Le gouvernement fédéral a fini par retirer les troupes déployées pour protéger les droits des Noirs dans le Sud. Ce qui a ouvert la voie à [la ségrégation], un système d’esclavage qui ne disait pas son nom et a perduré jusqu’au vote de la loi sur les droits civiques en 1964 et sur le droit de vote de 1965.
Le précédent du massacre de Tulsa
Les journées qui ont précédé l’invasion du Capitole font également penser au coup d’État méticuleusement préparé contre la mairie de Wilmington, en Caroline du Nord, en 1898. Des suprémacistes blancs y ont renversé la municipalité, élue grâce à une alliance qui regroupait des Africains-Américains et des progressistes blancs.
Comme l’indiquent les historiens Richard Hofstadter et Michael Wallace, des unités de l’armée sont arrivées à Wilmington pour épauler le nouveau régime. On ne sait pas combien de citoyens noirs ont été tués, et des habitants célèbres de Wilmington en ont été bannis. Comme au Capitole le 6 janvier, les émeutiers ont veillé à faire taire les journalistes qui s’étaient opposés à la vague montante du racisme.

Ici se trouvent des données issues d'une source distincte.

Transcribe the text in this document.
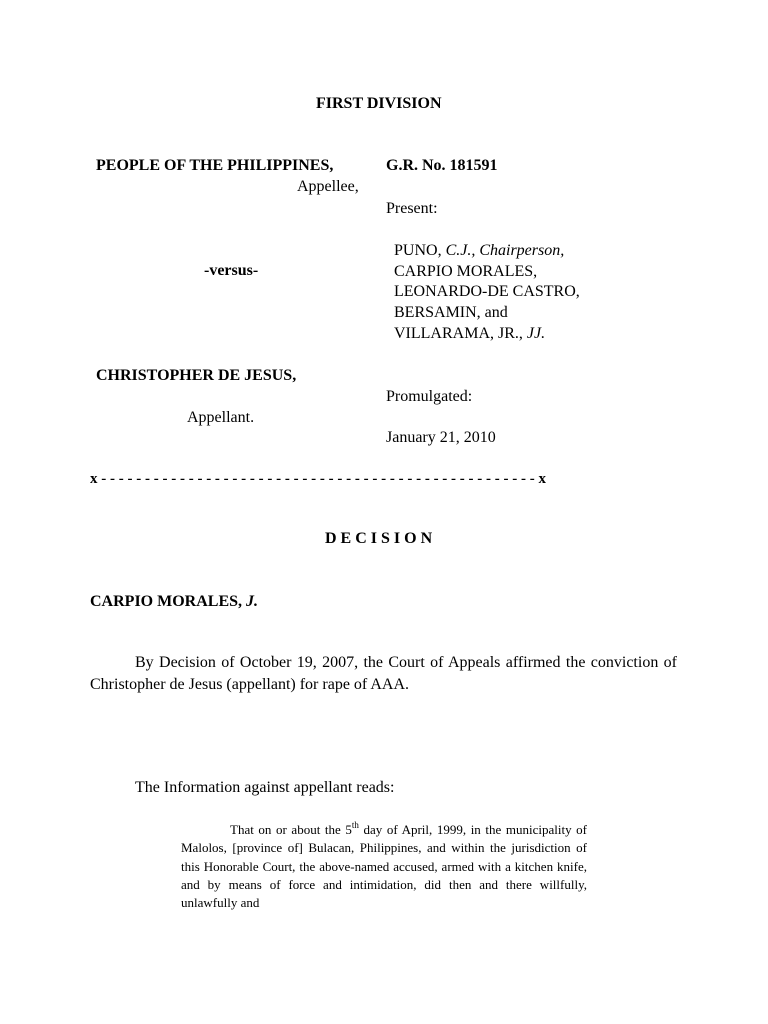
FIRST DIVISION
PEOPLE OF THE PHILIPPINES,
Appellee,
-versus-
CHRISTOPHER DE JESUS,
Appellant.
G.R. No. 181591
Present:
PUNO, C.J., Chairperson,
CARPIO MORALES,
LEONARDO-DE CASTRO,
BERSAMIN, and
VILLARAMA, JR., JJ.
Promulgated:
January 21, 2010
x - - - - - - - - - - - - - - - - - - - - - - - - - - - - - - - - - - - - - - - - - - - - - - - - - - x
D E C I S I O N
CARPIO MORALES, J.

By Decision of October 19, 2007, the Court of Appeals affirmed the conviction of Christopher de Jesus (appellant) for rape of AAA.

The Information against appellant reads:

That on or about the 5th day of April, 1999, in the municipality of Malolos, [province of] Bulacan, Philippines, and within the jurisdiction of this Honorable Court, the above-named accused, armed with a kitchen knife, and by means of force and intimidation, did then and there willfully, unlawfully and
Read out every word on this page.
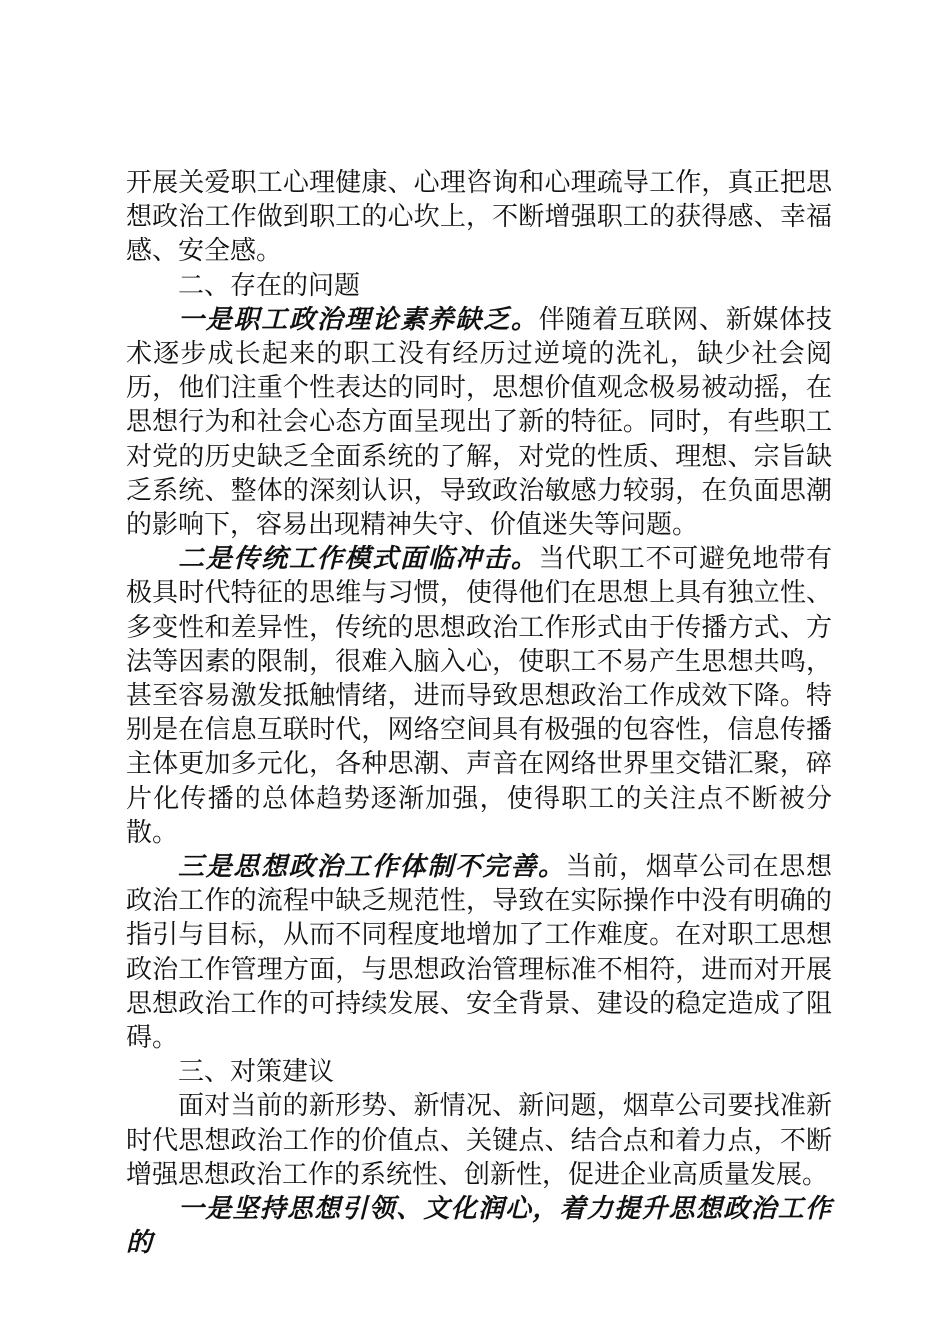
开展关爱职工心理健康、心理咨询和心理疏导工作，真正把思想政治工作做到职工的心坎上，不断增强职工的获得感、幸福感、安全感。

二、存在的问题

一是职工政治理论素养缺乏。伴随着互联网、新媒体技术逐步成长起来的职工没有经历过逆境的洗礼，缺少社会阅历，他们注重个性表达的同时，思想价值观念极易被动摇，在思想行为和社会心态方面呈现出了新的特征。同时，有些职工对党的历史缺乏全面系统的了解，对党的性质、理想、宗旨缺乏系统、整体的深刻认识，导致政治敏感力较弱，在负面思潮的影响下，容易出现精神失守、价值迷失等问题。

二是传统工作模式面临冲击。当代职工不可避免地带有极具时代特征的思维与习惯，使得他们在思想上具有独立性、多变性和差异性，传统的思想政治工作形式由于传播方式、方法等因素的限制，很难入脑入心，使职工不易产生思想共鸣，甚至容易激发抵触情绪，进而导致思想政治工作成效下降。特别是在信息互联时代，网络空间具有极强的包容性，信息传播主体更加多元化，各种思潮、声音在网络世界里交错汇聚，碎片化传播的总体趋势逐渐加强，使得职工的关注点不断被分散。

三是思想政治工作体制不完善。当前，烟草公司在思想政治工作的流程中缺乏规范性，导致在实际操作中没有明确的指引与目标，从而不同程度地增加了工作难度。在对职工思想政治工作管理方面，与思想政治管理标准不相符，进而对开展思想政治工作的可持续发展、安全背景、建设的稳定造成了阻碍。

三、对策建议

面对当前的新形势、新情况、新问题，烟草公司要找准新时代思想政治工作的价值点、关键点、结合点和着力点，不断增强思想政治工作的系统性、创新性，促进企业高质量发展。

一是坚持思想引领、文化润心，着力提升思想政治工作的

Les suprémacistes blanc ont fini par prendre le contrôle de l’État, ce qui a signé la fin de la participation des Noirs à la vie politique locale. Compte tenu d’une telle histoire, ce n’est évidemment pas un hasard si la Caroline du Nord reste un champ de bataille où les Africains-Américains continuent de devoir lutter contre les effets du redécoupage des circonscriptions et d’autres formes de suppression des électeurs.

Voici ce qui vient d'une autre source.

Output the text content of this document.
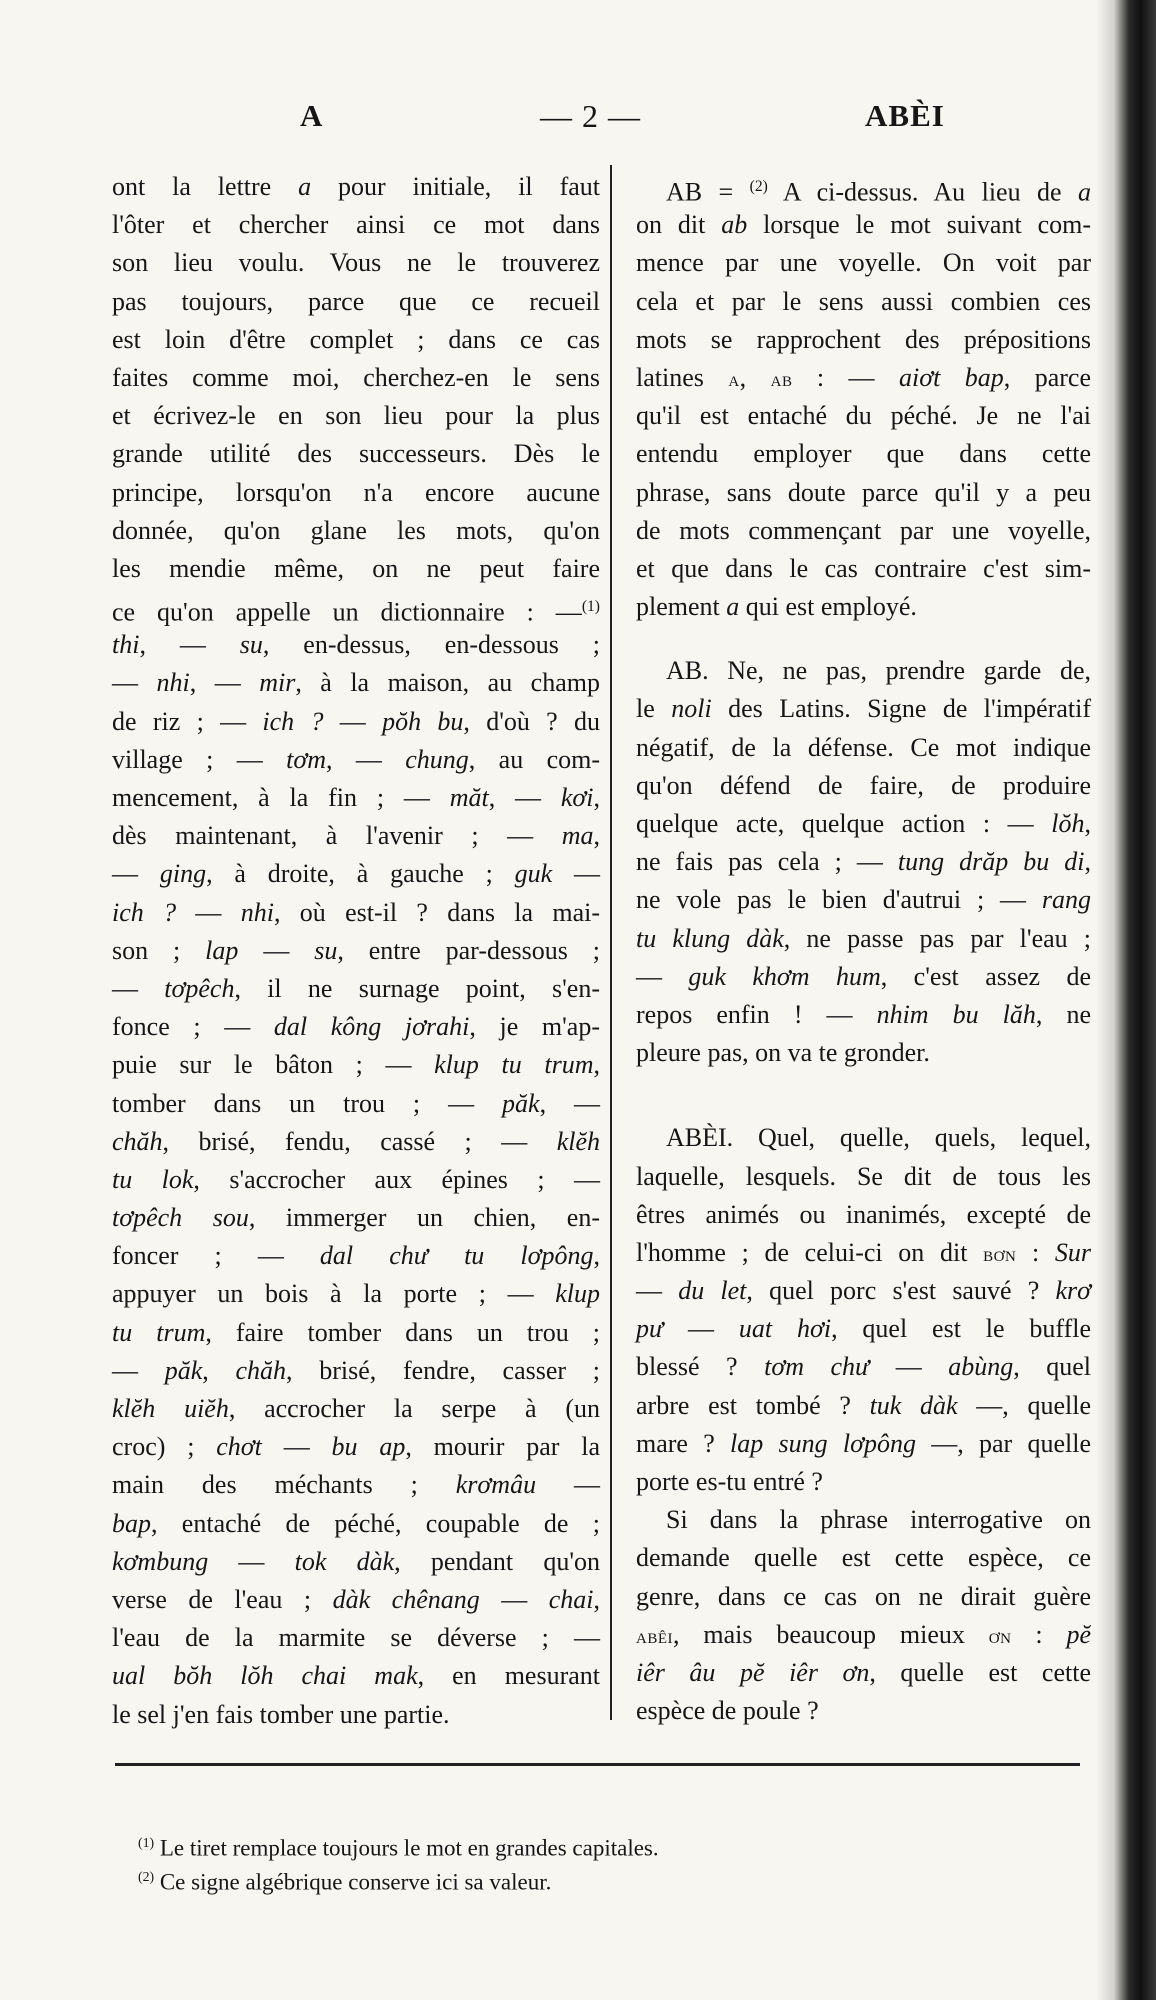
A	— 2 —	ABÈI
ont la lettre a pour initiale, il faut
l'ôter et chercher ainsi ce mot dans
son lieu voulu. Vous ne le trouverez
pas toujours, parce que ce recueil
est loin d'être complet ; dans ce cas
faites comme moi, cherchez-en le sens
et écrivez-le en son lieu pour la plus
grande utilité des successeurs. Dès le
principe, lorsqu'on n'a encore aucune
donnée, qu'on glane les mots, qu'on
les mendie même, on ne peut faire
ce qu'on appelle un dictionnaire : —$^{(1)}$
thi, — su, en-dessus, en-dessous ;
— nhi, — mir, à la maison, au champ
de riz ; — ich ? — pŏh bu, d'où ? du
village ; — tơm, — chung, au com-
mencement, à la fin ; — măt, — kơi,
dès maintenant, à l'avenir ; — ma,
— ging, à droite, à gauche ; guk —
ich ? — nhi, où est-il ? dans la mai-
son ; lap — su, entre par-dessous ;
— tơpêch, il ne surnage point, s'en-
fonce ; — dal kông jơrahi, je m'ap-
puie sur le bâton ; — klup tu trum,
tomber dans un trou ; — păk, —
chăh, brisé, fendu, cassé ; — klĕh
tu lok, s'accrocher aux épines ; —
tơpêch sou, immerger un chien, en-
foncer ; — dal chư tu lơpông,
appuyer un bois à la porte ; — klup
tu trum, faire tomber dans un trou ;
— păk, chăh, brisé, fendre, casser ;
klĕh uiĕh, accrocher la serpe à (un
croc) ; chơt — bu ap, mourir par la
main des méchants ; krơmâu —
bap, entaché de péché, coupable de ;
kơmbung — tok dàk, pendant qu'on
verse de l'eau ; dàk chênang — chai,
l'eau de la marmite se déverse ; —
ual bŏh lŏh chai mak, en mesurant
le sel j'en fais tomber une partie.
AB = $^{(2)}$ A ci-dessus. Au lieu de a
on dit ab lorsque le mot suivant com-
mence par une voyelle. On voit par
cela et par le sens aussi combien ces
mots se rapprochent des prépositions
latines a, ab : — aiơt bap, parce
qu'il est entaché du péché. Je ne l'ai
entendu employer que dans cette
phrase, sans doute parce qu'il y a peu
de mots commençant par une voyelle,
et que dans le cas contraire c'est sim-
plement a qui est employé.
AB. Ne, ne pas, prendre garde de,
le noli des Latins. Signe de l'impératif
négatif, de la défense. Ce mot indique
qu'on défend de faire, de produire
quelque acte, quelque action : — lŏh,
ne fais pas cela ; — tung drăp bu di,
ne vole pas le bien d'autrui ; — rang
tu klung dàk, ne passe pas par l'eau ;
— guk khơm hum, c'est assez de
repos enfin ! — nhim bu lăh, ne
pleure pas, on va te gronder.
ABÈI. Quel, quelle, quels, lequel,
laquelle, lesquels. Se dit de tous les
êtres animés ou inanimés, excepté de
l'homme ; de celui-ci on dit bơn : Sur
— du let, quel porc s'est sauvé ? krơ
pư — uat hơi, quel est le buffle
blessé ? tơm chư — abùng, quel
arbre est tombé ? tuk dàk —, quelle
mare ? lap sung lơpông —, par quelle
porte es-tu entré ?
Si dans la phrase interrogative on
demande quelle est cette espèce, ce
genre, dans ce cas on ne dirait guère
abêi, mais beaucoup mieux ơn : pĕ
iêr âu pĕ iêr ơn, quelle est cette
espèce de poule ?
$^{(1)}$ Le tiret remplace toujours le mot en grandes capitales.
$^{(2)}$ Ce signe algébrique conserve ici sa valeur.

Ces agressions violentes contre l’autodétermination des Noirs se sont poursuivies au XXe siècle. Parfois ouvertement commises pour détruire le pouvoir électoral noir, elles servaient tout aussi souvent à briser l’indépendance économique de la communauté noire en détruisant leurs maisons et entreprises.
Le massacre de Tulsa, en 1921 dans l’Oklahoma, en est l’exemple le plus frappant. Des émeutiers blancs se sont déchaînés, avec en partie la complicité de la police, s’adonnant à une orgie de meurtres et réduisant en cendres l’enclave noire de Greenwood, anéantissant le quartier d’affaires prospère surnommé le Wall Street noir.
Le Capitole ravagé
Comme l’indiquait l’historien Jelani Cobb dans The New Yorker deux mois avant l’élection, l’Amérique a plus souvent délibérément fermé les yeux sur les violences qui avaient pour but d’empiéter sur le droit de vote des Noirs qu’elle n’a défendu les électeurs africains-américains.

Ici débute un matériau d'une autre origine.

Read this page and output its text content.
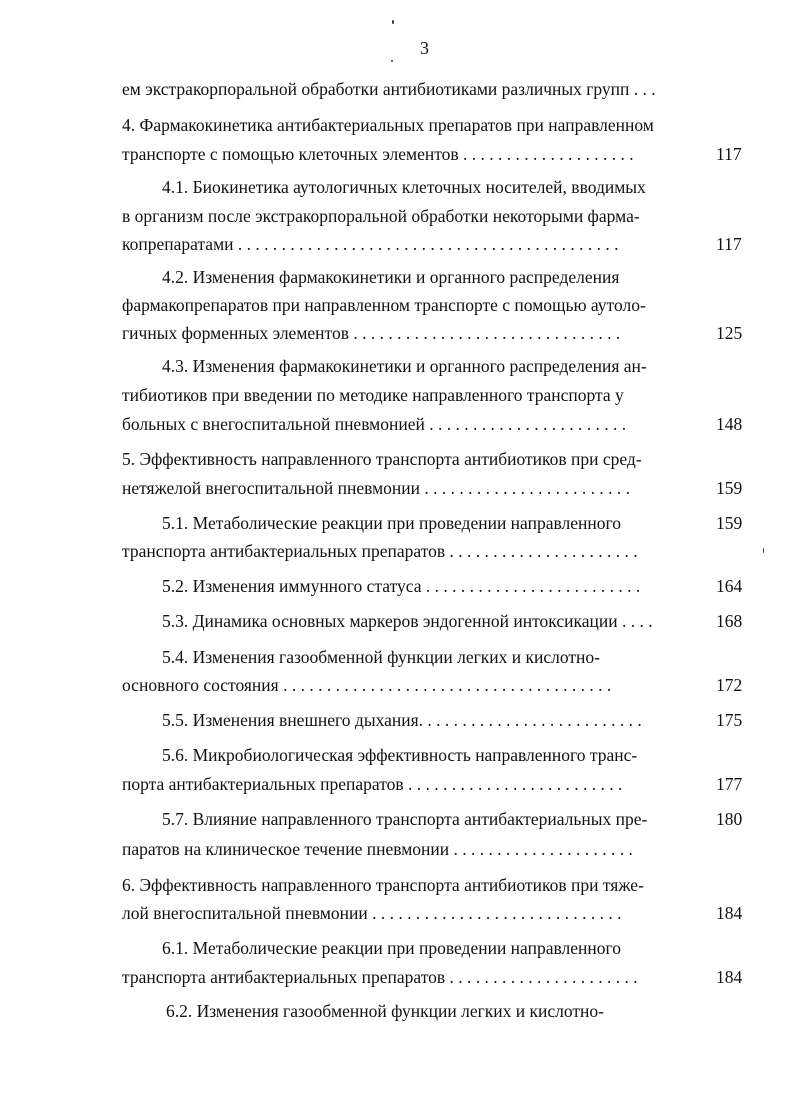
3
ем экстракорпоральной обработки антибиотиками различных групп . . .
4. Фармакокинетика антибактериальных препаратов при направленном
транспорте с помощью клеточных элементов . . . . . . . . . . . . . . . . . . . .	117
4.1. Биокинетика аутологичных клеточных носителей, вводимых
в организм после экстракорпоральной обработки некоторыми фарма-
копрепаратами . . . . . . . . . . . . . . . . . . . . . . . . . . . . . . . . . . . . . . . . . . . .	117
4.2. Изменения фармакокинетики и органного распределения
фармакопрепаратов при направленном транспорте с помощью аутоло-
гичных форменных элементов . . . . . . . . . . . . . . . . . . . . . . . . . . . . . . .	125
4.3. Изменения фармакокинетики и органного распределения ан-
тибиотиков при введении по методике направленного транспорта у
больных с внегоспитальной пневмонией . . . . . . . . . . . . . . . . . . . . . . .	148
5. Эффективность направленного транспорта антибиотиков при сред-
нетяжелой внегоспитальной пневмонии . . . . . . . . . . . . . . . . . . . . . . . .	159
5.1. Метаболические реакции при проведении направленного	159
транспорта антибактериальных препаратов . . . . . . . . . . . . . . . . . . . . . .
5.2. Изменения иммунного статуса . . . . . . . . . . . . . . . . . . . . . . . . .	164
5.3. Динамика основных маркеров эндогенной интоксикации . . . .	168
5.4. Изменения газообменной функции легких и кислотно-
основного состояния . . . . . . . . . . . . . . . . . . . . . . . . . . . . . . . . . . . . . .	172
5.5. Изменения внешнего дыхания. . . . . . . . . . . . . . . . . . . . . . . . . .	175
5.6. Микробиологическая эффективность направленного транс-
порта антибактериальных препаратов . . . . . . . . . . . . . . . . . . . . . . . . .	177
5.7. Влияние направленного транспорта антибактериальных пре-	180
паратов на клиническое течение пневмонии . . . . . . . . . . . . . . . . . . . . .
6. Эффективность направленного транспорта антибиотиков при тяже-
лой внегоспитальной пневмонии . . . . . . . . . . . . . . . . . . . . . . . . . . . . .	184
6.1. Метаболические реакции при проведении направленного
транспорта антибактериальных препаратов . . . . . . . . . . . . . . . . . . . . . .	184
6.2. Изменения газообменной функции легких и кислотно-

Si le public a tendance à considérer les cas de violence électorale “comme figés dans le passé”, écrivait-il, “les historiens, eux, les voient plutôt comme les météorologistes considèrent les ouragans : comme un résultat prévisible quand des variables identifiables se conjuguent”.
La prise d’assaut du Capitole est la conséquence de ce qui l’a précédée. Elle succède à une campagne extrêmement racialisée menée par un président qui a décrit à tort les villes africaines-américaines comme des foyers de fraude électorale, se conciliant du même coup les suprémacistes blancs.
Les républicains qui souscrivent à cette stratégie toxique doivent être tenus pour responsables du chaos qu’elle engendre. S’ils veulent savoir à quoi ils doivent se préparer, qu’ils contemplent donc le Capitole ravagé.